30.11.2016 – Der internationale Verband der Kreuzfahrtindustrie, die CLIA, sieht die Entwicklung der europäischen Kreuzfahrtbranche für die kommenden zehn Jahre positiv. Im Rückblick verzeichnet das europäische Kreuzfahrtgeschäft seit 2008 eine Kapazitätsausweitung um 49 Prozent.

Anlässlich des diesjährigen Gipfeltreffens des europäischen Segments der CLIA, des International Cruise Summit in Madrid, wurde ausgeführt, dass im Jahr 2015 insgesamt 6,6 Millionen Europäer eine Kreuzfahrt antraten (plus 3 Prozent). Die Masse der Reisenden, nämlich 93 Prozent, startete von europäischen Häfen aus zu Kreuzfahrten.

Mein Schiff 4 - Vor der Schiffstaufe in Kiel

Mein Schiff 4 - Vor der Schiffstaufe in Kiel

Jeweils mehr als 27 Prozent der europäischen Passagiere kamen aus Deutschland und Großbritannien. Auf den nächsten Plätzen folgten anteilig Italiener und Franzosen mit 12,3 bzw. 9,3 Prozent. Spanische Urlauber stellten mehr als sieben Prozent der europäischen Kreuzfahrtgäste. Weltweit waren Europäer mit 28,4 Prozent am Passagieraufkommen der Kreuzfahrtschiffe beteiligt.

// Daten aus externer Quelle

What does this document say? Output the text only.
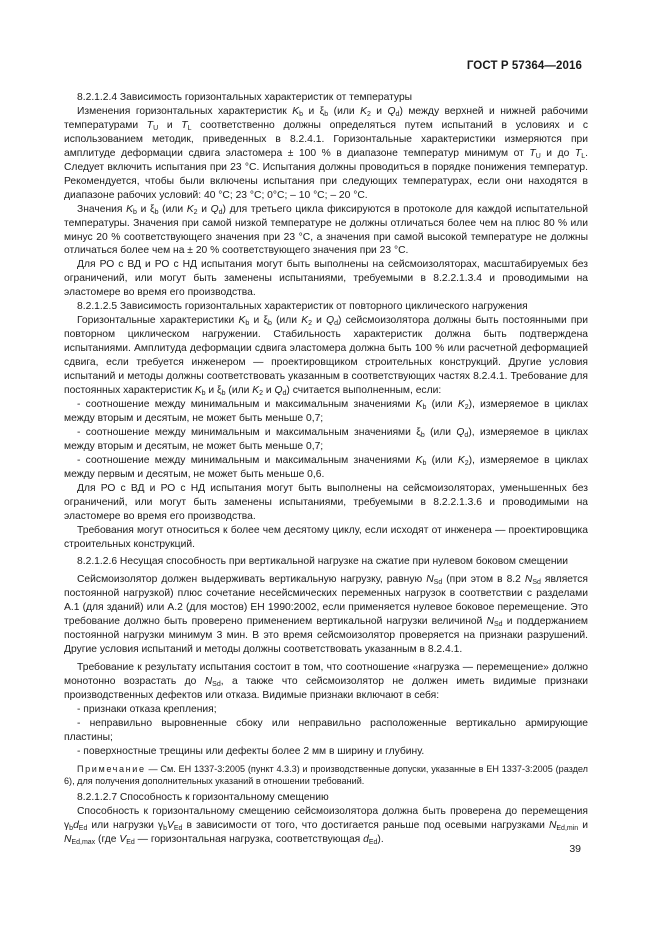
ГОСТ Р 57364—2016

8.2.1.2.4 Зависимость горизонтальных характеристик от температуры

Изменения горизонтальных характеристик $K_b$ и $\xi_b$ (или $K_2$ и $Q_d$) между верхней и нижней рабочими температурами $T_U$ и $T_L$ соответственно должны определяться путем испытаний в условиях и с использованием методик, приведенных в 8.2.4.1. Горизонтальные характеристики измеряются при амплитуде деформации сдвига эластомера ± 100 % в диапазоне температур минимум от $T_U$ и до $T_L$. Следует включить испытания при 23 °С. Испытания должны проводиться в порядке понижения температур. Рекомендуется, чтобы были включены испытания при следующих температурах, если они находятся в диапазоне рабочих условий: 40 °С; 23 °С; 0°С; – 10 °С; – 20 °С.

Значения $K_b$ и $\xi_b$ (или $K_2$ и $Q_d$) для третьего цикла фиксируются в протоколе для каждой испытательной температуры. Значения при самой низкой температуре не должны отличаться более чем на плюс 80 % или минус 20 % соответствующего значения при 23 °С, а значения при самой высокой температуре не должны отличаться более чем на ± 20 % соответствующего значения при 23 °С.

Для РО с ВД и РО с НД испытания могут быть выполнены на сейсмоизоляторах, масштабируемых без ограничений, или могут быть заменены испытаниями, требуемыми в 8.2.2.1.3.4 и проводимыми на эластомере во время его производства.

8.2.1.2.5 Зависимость горизонтальных характеристик от повторного циклического нагружения

Горизонтальные характеристики $K_b$ и $\xi_b$ (или $K_2$ и $Q_d$) сейсмоизолятора должны быть постоянными при повторном циклическом нагружении. Стабильность характеристик должна быть подтверждена испытаниями. Амплитуда деформации сдвига эластомера должна быть 100 % или расчетной деформацией сдвига, если требуется инженером — проектировщиком строительных конструкций. Другие условия испытаний и методы должны соответствовать указанным в соответствующих частях 8.2.4.1. Требование для постоянных характеристик $K_b$ и $\xi_b$ (или $K_2$ и $Q_d$) считается выполненным, если:

- соотношение между минимальным и максимальным значениями $K_b$ (или $K_2$), измеряемое в циклах между вторым и десятым, не может быть меньше 0,7;

- соотношение между минимальным и максимальным значениями $\xi_b$ (или $Q_d$), измеряемое в циклах между вторым и десятым, не может быть меньше 0,7;

- соотношение между минимальным и максимальным значениями $K_b$ (или $K_2$), измеряемое в циклах между первым и десятым, не может быть меньше 0,6.

Для РО с ВД и РО с НД испытания могут быть выполнены на сейсмоизоляторах, уменьшенных без ограничений, или могут быть заменены испытаниями, требуемыми в 8.2.2.1.3.6 и проводимыми на эластомере во время его производства.

Требования могут относиться к более чем десятому циклу, если исходят от инженера — проектировщика строительных конструкций.

8.2.1.2.6 Несущая способность при вертикальной нагрузке на сжатие при нулевом боковом смещении

Сейсмоизолятор должен выдерживать вертикальную нагрузку, равную $N_{Sd}$ (при этом в 8.2 $N_{Sd}$ является постоянной нагрузкой) плюс сочетание несейсмических переменных нагрузок в соответствии с разделами А.1 (для зданий) или А.2 (для мостов) ЕН 1990:2002, если применяется нулевое боковое перемещение. Это требование должно быть проверено применением вертикальной нагрузки величиной $N_{Sd}$ и поддержанием постоянной нагрузки минимум 3 мин. В это время сейсмоизолятор проверяется на признаки разрушений. Другие условия испытаний и методы должны соответствовать указанным в 8.2.4.1.

Требование к результату испытания состоит в том, что соотношение «нагрузка — перемещение» должно монотонно возрастать до $N_{Sd}$, а также что сейсмоизолятор не должен иметь видимые признаки производственных дефектов или отказа. Видимые признаки включают в себя:

- признаки отказа крепления;

- неправильно выровненные сбоку или неправильно расположенные вертикально армирующие пластины;

- поверхностные трещины или дефекты более 2 мм в ширину и глубину.

Примечание — См. ЕН 1337-3:2005 (пункт 4.3.3) и производственные допуски, указанные в ЕН 1337-3:2005 (раздел 6), для получения дополнительных указаний в отношении требований.

8.2.1.2.7 Способность к горизонтальному смещению

Способность к горизонтальному смещению сейсмоизолятора должна быть проверена до перемещения $\gamma_bd_{Ed}$ или нагрузки $\gamma_bV_{Ed}$ в зависимости от того, что достигается раньше под осевыми нагрузками $N_{Ed,min}$ и $N_{Ed,max}$ (где $V_{Ed}$ — горизонтальная нагрузка, соответствующая $d_{Ed}$).

39
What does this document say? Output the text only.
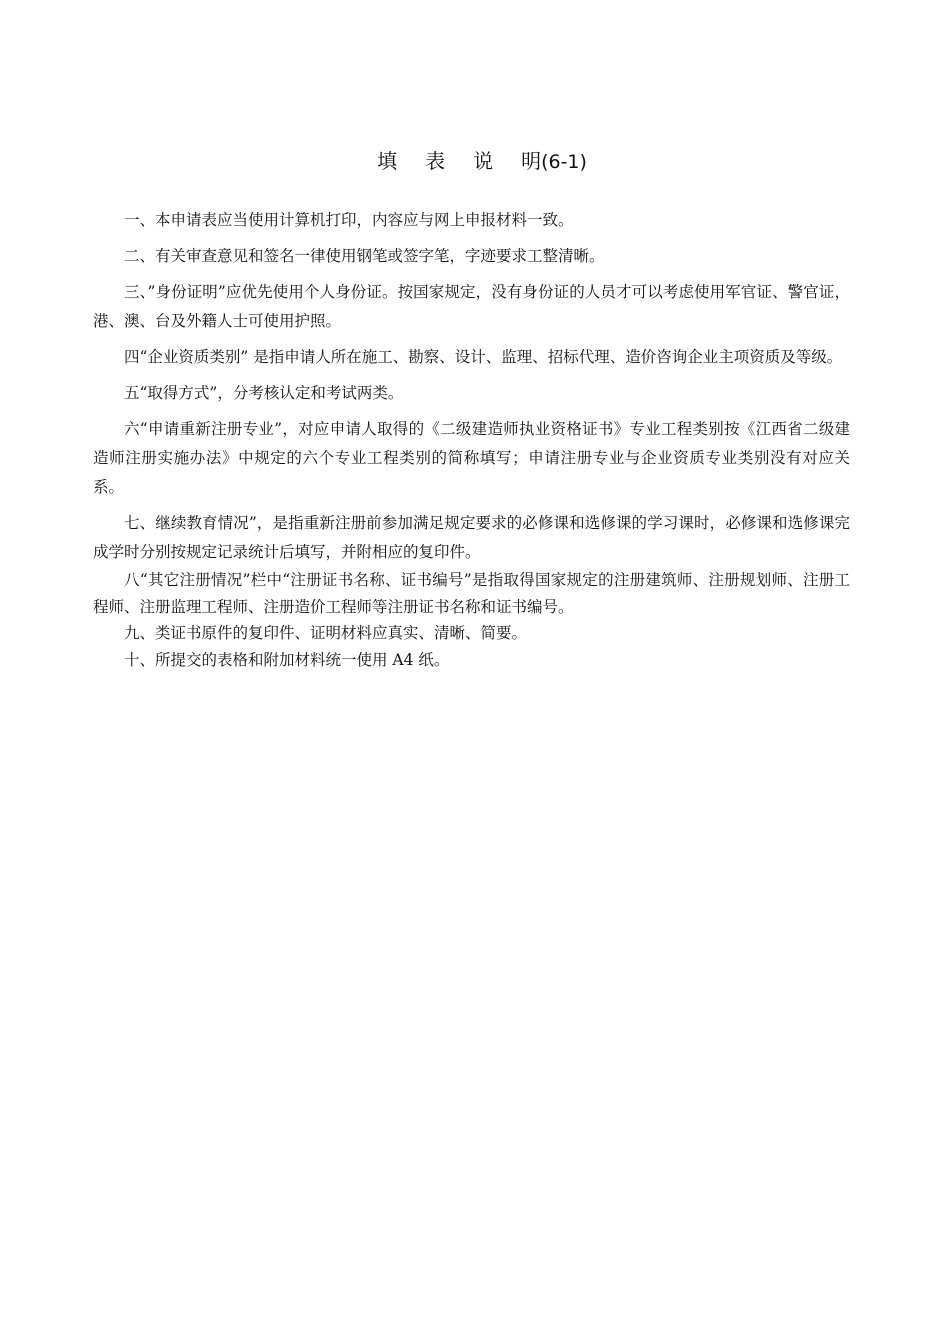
填 表 说 明(6-1)

一、本申请表应当使用计算机打印，内容应与网上申报材料一致。

二、有关审查意见和签名一律使用钢笔或签字笔，字迹要求工整清晰。

三、”身份证明”应优先使用个人身份证。按国家规定，没有身份证的人员才可以考虑使用军官证、警官证，港、澳、台及外籍人士可使用护照。

四“企业资质类别” 是指申请人所在施工、勘察、设计、监理、招标代理、造价咨询企业主项资质及等级。

五“取得方式”，分考核认定和考试两类。

六“申请重新注册专业”，对应申请人取得的《二级建造师执业资格证书》专业工程类别按《江西省二级建造师注册实施办法》中规定的六个专业工程类别的简称填写；申请注册专业与企业资质专业类别没有对应关系。

七、继续教育情况”，是指重新注册前参加满足规定要求的必修课和选修课的学习课时，必修课和选修课完成学时分别按规定记录统计后填写，并附相应的复印件。

八“其它注册情况”栏中“注册证书名称、证书编号”是指取得国家规定的注册建筑师、注册规划师、注册工程师、注册监理工程师、注册造价工程师等注册证书名称和证书编号。

九、类证书原件的复印件、证明材料应真实、清晰、简要。

十、所提交的表格和附加材料统一使用 A4 纸。
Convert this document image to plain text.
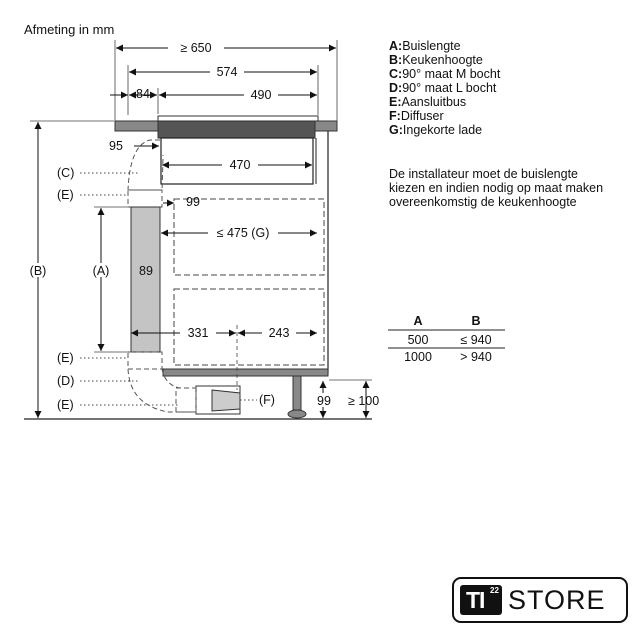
Afmeting in mm
≥ 650
574
84	490
95
470
99
≤ 475 (G)
89
331	243
(A)
(B)
99 ≥ 100
(C)
(E)
(E)
(D)
(E)	(F)
A	B
500	≤ 940
1000 > 940
A:Buislengte
B:Keukenhoogte
C:90° maat M bocht
D:90° maat L bocht
E:Aansluitbus
F:Diffuser
G:Ingekorte lade
De installateur moet de buislengte kiezen en indien nodig op maat maken overeenkomstig de keukenhoogte
TI 22 STORE
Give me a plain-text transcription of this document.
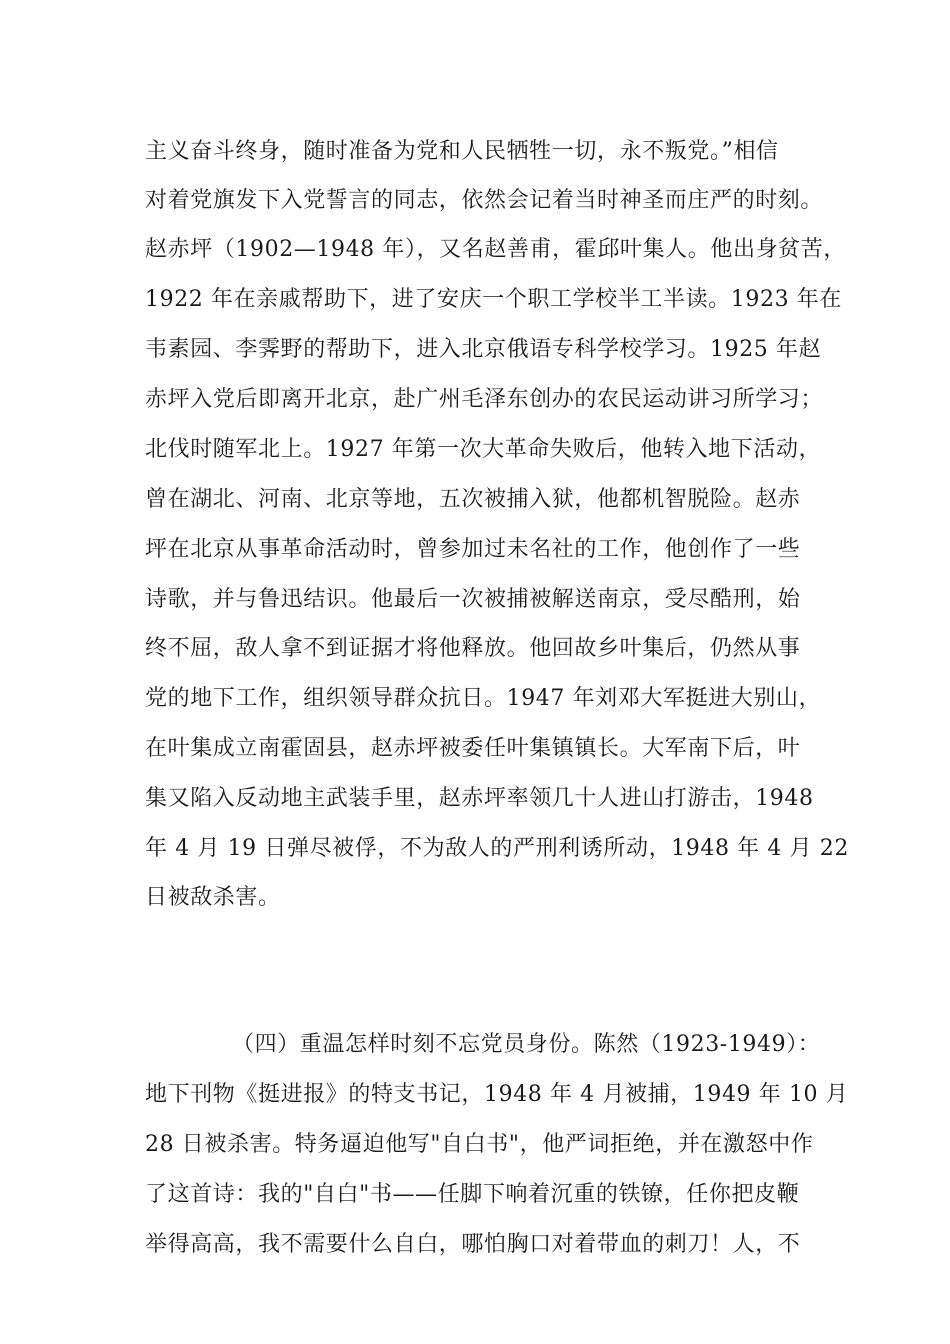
主义奋斗终身，随时准备为党和人民牺牲一切，永不叛党。”相信
对着党旗发下入党誓言的同志，依然会记着当时神圣而庄严的时刻。
赵赤坪（1902—1948 年），又名赵善甫，霍邱叶集人。他出身贫苦，
1922 年在亲戚帮助下，进了安庆一个职工学校半工半读。1923 年在
韦素园、李霁野的帮助下，进入北京俄语专科学校学习。1925 年赵
赤坪入党后即离开北京，赴广州毛泽东创办的农民运动讲习所学习；
北伐时随军北上。1927 年第一次大革命失败后，他转入地下活动，
曾在湖北、河南、北京等地，五次被捕入狱，他都机智脱险。赵赤
坪在北京从事革命活动时，曾参加过未名社的工作，他创作了一些
诗歌，并与鲁迅结识。他最后一次被捕被解送南京，受尽酷刑，始
终不屈，敌人拿不到证据才将他释放。他回故乡叶集后，仍然从事
党的地下工作，组织领导群众抗日。1947 年刘邓大军挺进大别山，
在叶集成立南霍固县，赵赤坪被委任叶集镇镇长。大军南下后，叶
集又陷入反动地主武装手里，赵赤坪率领几十人进山打游击，1948
年 4 月 19 日弹尽被俘，不为敌人的严刑利诱所动，1948 年 4 月 22
日被敌杀害。
（四）重温怎样时刻不忘党员身份。陈然（1923-1949）：
地下刊物《挺进报》的特支书记，1948 年 4 月被捕，1949 年 10 月
28 日被杀害。特务逼迫他写"自白书"，他严词拒绝，并在激怒中作
了这首诗：我的"自白"书——任脚下响着沉重的铁镣，任你把皮鞭
举得高高，我不需要什么自白，哪怕胸口对着带血的刺刀！人，不
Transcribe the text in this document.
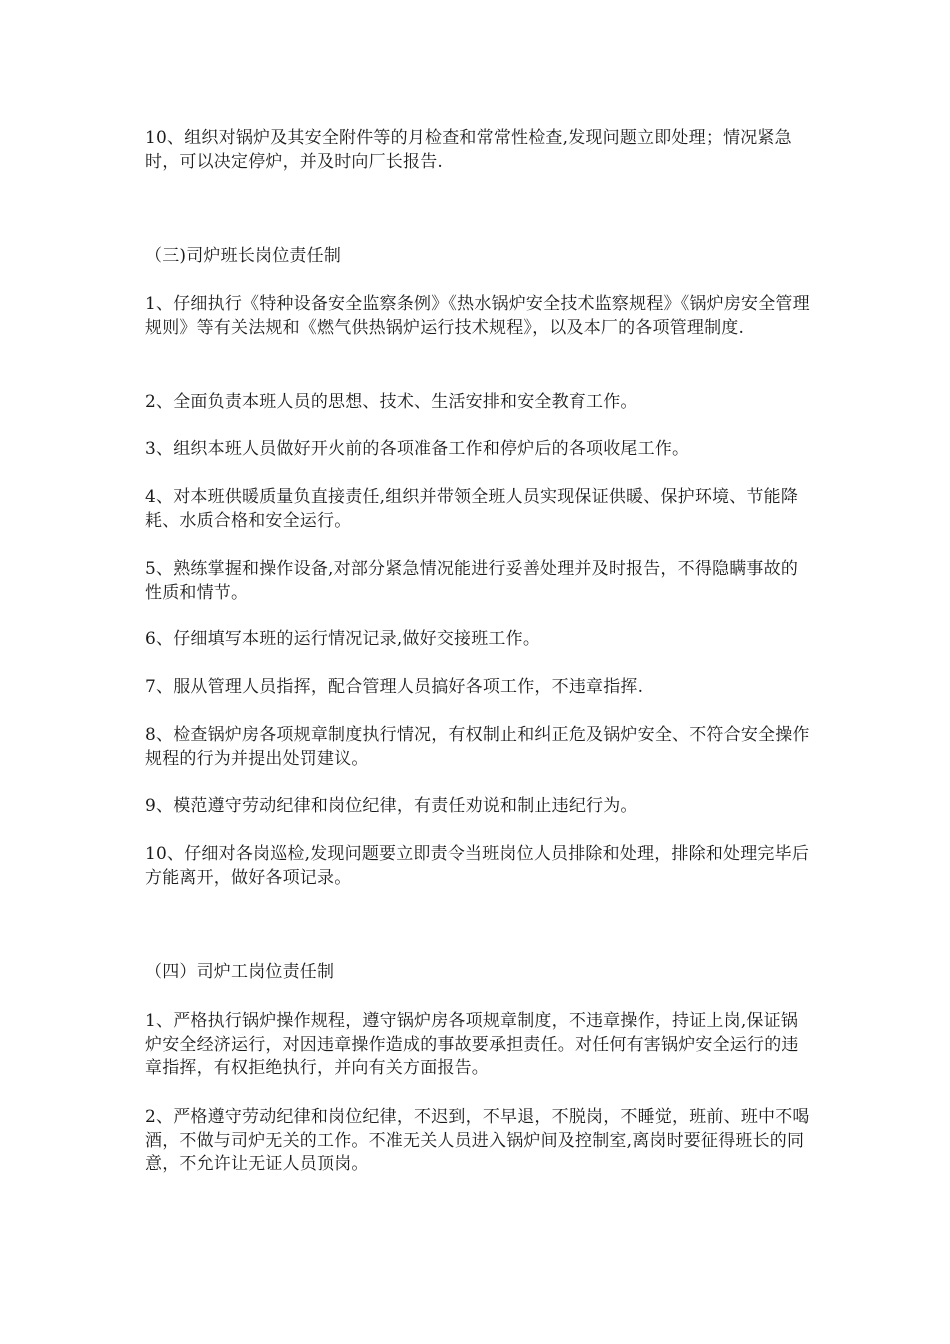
10、组织对锅炉及其安全附件等的月检查和常常性检查,发现问题立即处理；情况紧急时，可以决定停炉，并及时向厂长报告.

（三)司炉班长岗位责任制

1、仔细执行《特种设备安全监察条例》《热水锅炉安全技术监察规程》《锅炉房安全管理规则》等有关法规和《燃气供热锅炉运行技术规程》，以及本厂的各项管理制度.

2、全面负责本班人员的思想、技术、生活安排和安全教育工作。

3、组织本班人员做好开火前的各项准备工作和停炉后的各项收尾工作。

4、对本班供暖质量负直接责任,组织并带领全班人员实现保证供暖、保护环境、节能降耗、水质合格和安全运行。

5、熟练掌握和操作设备,对部分紧急情况能进行妥善处理并及时报告，不得隐瞒事故的性质和情节。

6、仔细填写本班的运行情况记录,做好交接班工作。

7、服从管理人员指挥，配合管理人员搞好各项工作，不违章指挥.

8、检查锅炉房各项规章制度执行情况，有权制止和纠正危及锅炉安全、不符合安全操作规程的行为并提出处罚建议。

9、模范遵守劳动纪律和岗位纪律，有责任劝说和制止违纪行为。

10、仔细对各岗巡检,发现问题要立即责令当班岗位人员排除和处理，排除和处理完毕后方能离开，做好各项记录。

（四）司炉工岗位责任制

1、严格执行锅炉操作规程，遵守锅炉房各项规章制度，不违章操作，持证上岗,保证锅炉安全经济运行，对因违章操作造成的事故要承担责任。对任何有害锅炉安全运行的违章指挥，有权拒绝执行，并向有关方面报告。

2、严格遵守劳动纪律和岗位纪律，不迟到，不早退，不脱岗，不睡觉，班前、班中不喝酒，不做与司炉无关的工作。不准无关人员进入锅炉间及控制室,离岗时要征得班长的同意，不允许让无证人员顶岗。
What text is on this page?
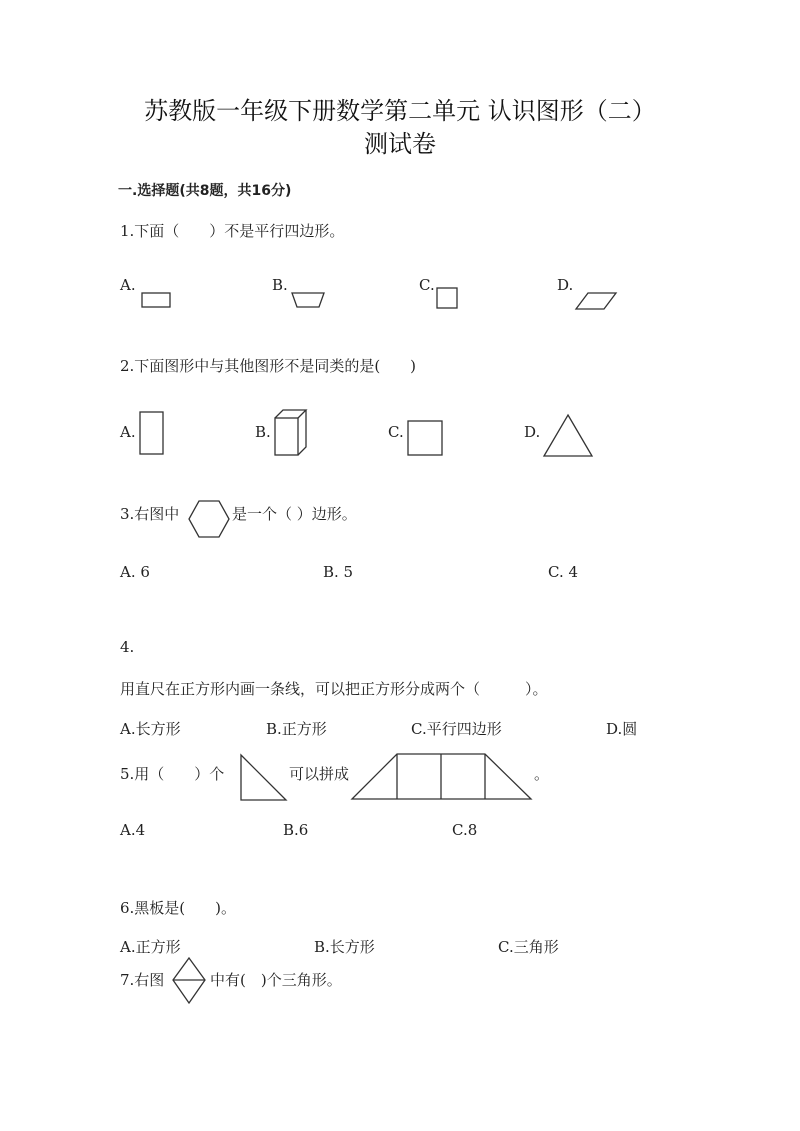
苏教版一年级下册数学第二单元 认识图形（二）
测试卷
一.选择题(共8题，共16分)
1.下面（　　）不是平行四边形。
A.	B.	C.	D.
2.下面图形中与其他图形不是同类的是(　　)
A.	B.	C.	D.
3.右图中	是一个（ ）边形。
A. 6	B. 5	C. 4
4.
用直尺在正方形内画一条线，可以把正方形分成两个（　　　）。
A.长方形	B.正方形	C.平行四边形	D.圆
5.用（　　）个	可以拼成	。
A.4	B.6	C.8
6.黑板是(　　)。
A.正方形	B.长方形	C.三角形
7.右图	中有(　)个三角形。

AIDAstella - In Las Palmas de Gran Canaria

AIDAstella - In Las Palmas de Gran Canaria

Im vergangenen Jahr startete nahezu ein Drittel aller Passagiere die Kreuzfahrtreisen in Italien. Spanien und Großbritannien folgten mit ungefähr 21 Prozent bzw. 17 Prozent auf den Plätzen 2 und 3. Von Deutschland aus reisten lediglich 9,6 Prozent der Passagiere. Auf Frankreich, Dänemark und Griechenland entfielen zusammen etwa 11 Prozent der Reisenden.

Neapel - Cruise Terminal mit Costa neoRiviera

Neapel - Cruise Terminal mit Costa neoRiviera

Der Wirtschaftsbeitrag der europäischen Kreuzfahrtbranche wird für das Jahr 2015 auf 41 Milliarden Euro beziffert. Mehr als 360.000 Menschen waren direkt im Kreuzfahrtsektor oder in verbundenen Branchen beschäftigt. Gegenüber 2014 standen damit entlang der gesamten Lieferkette 11.000 Arbeitskräfte zusätzlich in Lohn und Brot.

Um der stetig wachsenden Nachfrage nach Kreuzfahrten gerecht zu werden, stocken
Reedereien ihre Schiffskapazitäten kräftig auf. Nach heutigem Planungstand werden bis 2026 insgesamt 75 Schiffe in Dienst gestellt.

Um das Branchenwachstum auch zukünftig zu gewährleisten, setzt CLIA Europe auf intensive Lobbyarbeit. Dazu sei das „geschäftsfreundliche“ Umfeld zu sichern, der derzeitige EU-Visa-Kodex sei zu reformieren und auf dem gesamten Kontinent seien die EU-Umweltgesetzte und Hafenordnungen zu vereinheitlichen.